Hentie VAN DER MERWE (b. 1972)
Trappings
1999/2000
cibacrhome
edition 2/3
151 x 97 cm
‘In this series of photographs, Hentie van der Merwe’s sojourn into the field of masculinity, memory and war is a poignant deliberation upon the place of the military uniform in the psyche of war and conflict. Shot at the South African Military History Museum in Johannesburg, Van der Merwe’s life-size photographs hone in on some of the military uniforms worn by South African soldiers during the Anglo-Boer South African War, the two World Wars and the Angolan War. Using the convention of blurring, Van der Merwe’s photographs not only disrupt the authority and power of the ritual dress of war, but also bring into question the place of the military uniform as an archive of memory.
‘Trappings is a continuation of Van der Merwe’s earlier work on the body and the archive. His previous body of work, using a collection of anthropometric photographs of naked white men recruited for duty in the Second World War, was a meditation upon the grid as a mechanism that not only archived momentary identities, but also mapped the parameters of masculinity. In being an exploration of social perceptions about masculinity and war the work inverted traditional self-other dichotomies and offered important answers to the question of a political art in post-apartheid South Africa.
‘In this body of work, Van der Merwe has chosen the military uniform – the dressed body – rather than the naked body to explore question of masculinity and memory. In the same way that his earlier work foregrounded the vulnerability of the body… Continue Reading
BIOGRAPHY
Hentie van der Merwe was born in Windhoek, Namibia in 1972 and studied at the University of the Witwatersrand, where he obtained a Master of Fine Arts degree. Between 2000 and 2002 he attended the Higher Institute for Fine Arts (HISK) in Antwerp, and in 2001, the prestigious Skowhegan School of Painting and Sculpture in Maine, USA.

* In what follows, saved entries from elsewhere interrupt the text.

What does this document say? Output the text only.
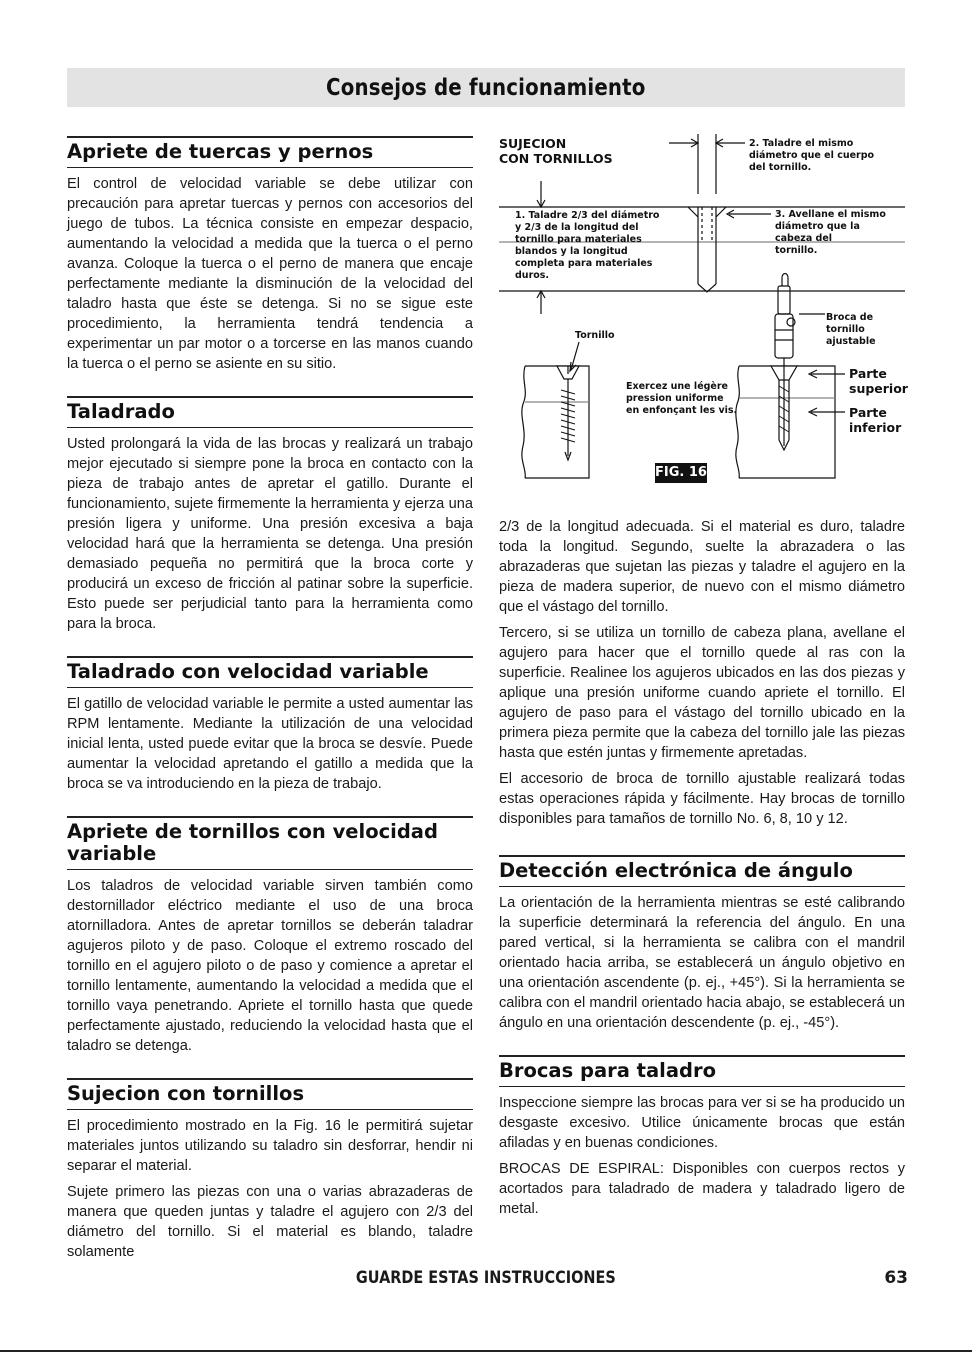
Consejos de funcionamiento
Apriete de tuercas y pernos

El control de velocidad variable se debe utilizar con precaución para apretar tuercas y pernos con accesorios del juego de tubos. La técnica consiste en empezar despacio, aumentando la velocidad a medida que la tuerca o el perno avanza. Coloque la tuerca o el perno de manera que encaje perfectamente mediante la disminución de la velocidad del taladro hasta que éste se detenga. Si no se sigue este procedimiento, la herramienta tendrá tendencia a experimentar un par motor o a torcerse en las manos cuando la tuerca o el perno se asiente en su sitio.

Taladrado

Usted prolongará la vida de las brocas y realizará un trabajo mejor ejecutado si siempre pone la broca en contacto con la pieza de trabajo antes de apretar el gatillo. Durante el funcionamiento, sujete firmemente la herramienta y ejerza una presión ligera y uniforme. Una presión excesiva a baja velocidad hará que la herramienta se detenga. Una presión demasiado pequeña no permitirá que la broca corte y producirá un exceso de fricción al patinar sobre la superficie. Esto puede ser perjudicial tanto para la herramienta como para la broca.

Taladrado con velocidad variable

El gatillo de velocidad variable le permite a usted aumentar las RPM lentamente. Mediante la utilización de una velocidad inicial lenta, usted puede evitar que la broca se desvíe. Puede aumentar la velocidad apretando el gatillo a medida que la broca se va introduciendo en la pieza de trabajo.

Apriete de tornillos con velocidad variable

Los taladros de velocidad variable sirven también como destornillador eléctrico mediante el uso de una broca atornilladora. Antes de apretar tornillos se deberán taladrar agujeros piloto y de paso. Coloque el extremo roscado del tornillo en el agujero piloto o de paso y comience a apretar el tornillo lentamente, aumentando la velocidad a medida que el tornillo vaya penetrando. Apriete el tornillo hasta que quede perfectamente ajustado, reduciendo la velocidad hasta que el taladro se detenga.

Sujecion con tornillos

El procedimiento mostrado en la Fig. 16 le permitirá sujetar materiales juntos utilizando su taladro sin desforrar, hendir ni separar el material.

Sujete primero las piezas con una o varias abrazaderas de manera que queden juntas y taladre el agujero con 2/3 del diámetro del tornillo. Si el material es blando, taladre solamente

SUJECION
CON TORNILLOS
2. Taladre el mismo
diámetro que el cuerpo
del tornillo.
1. Taladre 2/3 del diámetro
y 2/3 de la longitud del
tornillo para materiales
blandos y la longitud
completa para materiales
duros.
3. Avellane el mismo
diámetro que la
cabeza del
tornillo.
Tornillo
Exercez une légère
pression uniforme
en enfonçant les vis.
Broca de
tornillo
ajustable
Parte
superior
Parte
inferior
FIG. 16

2/3 de la longitud adecuada. Si el material es duro, taladre toda la longitud. Segundo, suelte la abrazadera o las abrazaderas que sujetan las piezas y taladre el agujero en la pieza de madera superior, de nuevo con el mismo diámetro que el vástago del tornillo.

Tercero, si se utiliza un tornillo de cabeza plana, avellane el agujero para hacer que el tornillo quede al ras con la superficie. Realinee los agujeros ubicados en las dos piezas y aplique una presión uniforme cuando apriete el tornillo. El agujero de paso para el vástago del tornillo ubicado en la primera pieza permite que la cabeza del tornillo jale las piezas hasta que estén juntas y firmemente apretadas.

El accesorio de broca de tornillo ajustable realizará todas estas operaciones rápida y fácilmente. Hay brocas de tornillo disponibles para tamaños de tornillo No. 6, 8, 10 y 12.

Detección electrónica de ángulo

La orientación de la herramienta mientras se esté calibrando la superficie determinará la referencia del ángulo. En una pared vertical, si la herramienta se calibra con el mandril orientado hacia arriba, se establecerá un ángulo objetivo en una orientación ascendente (p. ej., +45°). Si la herramienta se calibra con el mandril orientado hacia abajo, se establecerá un ángulo en una orientación descendente (p. ej., -45°).

Brocas para taladro

Inspeccione siempre las brocas para ver si se ha producido un desgaste excesivo. Utilice únicamente brocas que están afiladas y en buenas condiciones.

BROCAS DE ESPIRAL: Disponibles con cuerpos rectos y acortados para taladrado de madera y taladrado ligero de metal.

GUARDE ESTAS INSTRUCCIONES	63
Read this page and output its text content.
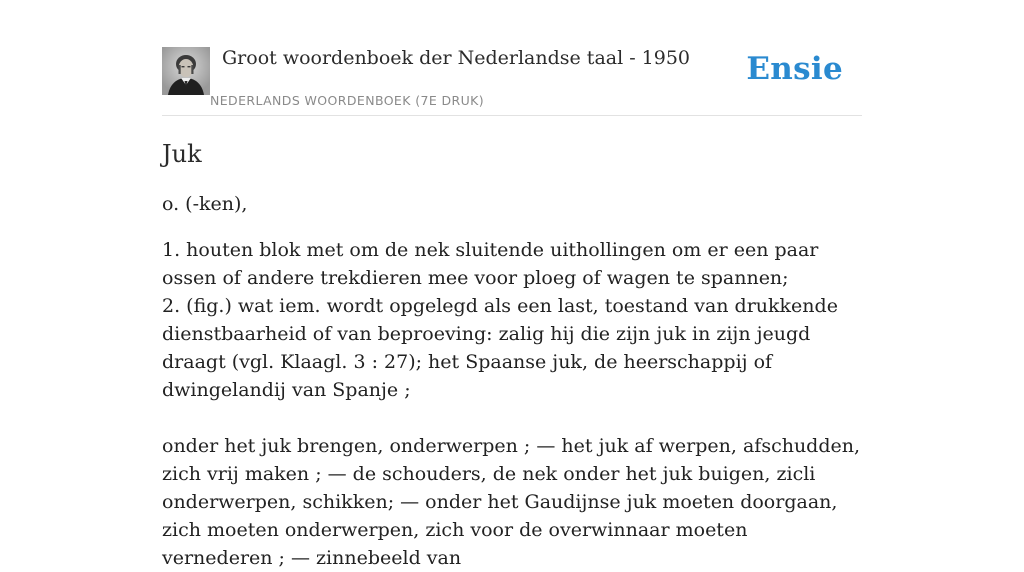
Groot woordenboek der Nederlandse taal - 1950
NEDERLANDS WOORDENBOEK (7E DRUK)
Ensie
Juk

o. (-ken),

1. houten blok met om de nek sluitende uithollingen om er een paar ossen of andere trekdieren mee voor ploeg of wagen te spannen;
2. (fig.) wat iem. wordt opgelegd als een last, toestand van drukkende dienstbaarheid of van beproeving: zalig hij die zijn juk in zijn jeugd draagt (vgl. Klaagl. 3 : 27); het Spaanse juk, de heerschappij of dwingelandij van Spanje ;

onder het juk brengen, onderwerpen ; — het juk af werpen, afschudden, zich vrij maken ; — de schouders, de nek onder het juk buigen, zicli onderwerpen, schikken; — onder het Gaudijnse juk moeten doorgaan, zich moeten onderwerpen, zich voor de overwinnaar moeten vernederen ; — zinnebeeld van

His work is informed by his ongoing interest in the body, particularly the male body, in relation to the archive as that which defines the body, both as a political and sexual being.
He has had a number of solo exhibitions in both South Africa and Europe (Tim van Laere Gallery, Antwerp; Goodman Gallery, Johannesburg and Cape Town; and Galerie Gabriele Rivet, Cologne).
Selected solo exhibitions:
2014: selfshots, Speke Photographic at CIRCA gallery, Johannesburg
2013: selfshots, AVA, Cape Town
2009: figuring II: Heiseb, Goodman Gallery, Cape Town
2008: figuring, Goodman Gallery, Johannesburg
He has also taken part in numerous group exhibitions, some curated by acclaimed international curators such as Jan Hoet (My Private Heroes, MARTa Herford, Germany, 2005) and Okwui Enwezor (Snap Judgements: New Positions in Contemporary African Photography, International Center of Photography, New York, 2006).
In 2002, Van der Merwe won the prize for best visual artist at the BIG Torino 2002 International Biennale of Young Art curated by Michelangelo Pistoletto, and in 2008, the Sasol Wax Art Award in South Africa.
After serving as a Senior Lecturer in Photography at the Visual Arts Department at Stellenbosch University for several years, Van der Merwe is currently based in Darling, where he balances his studio work with product development for Darling Sweet and Swartland Kitchen, brands he co-manages with his partner Frits van Ryneveld.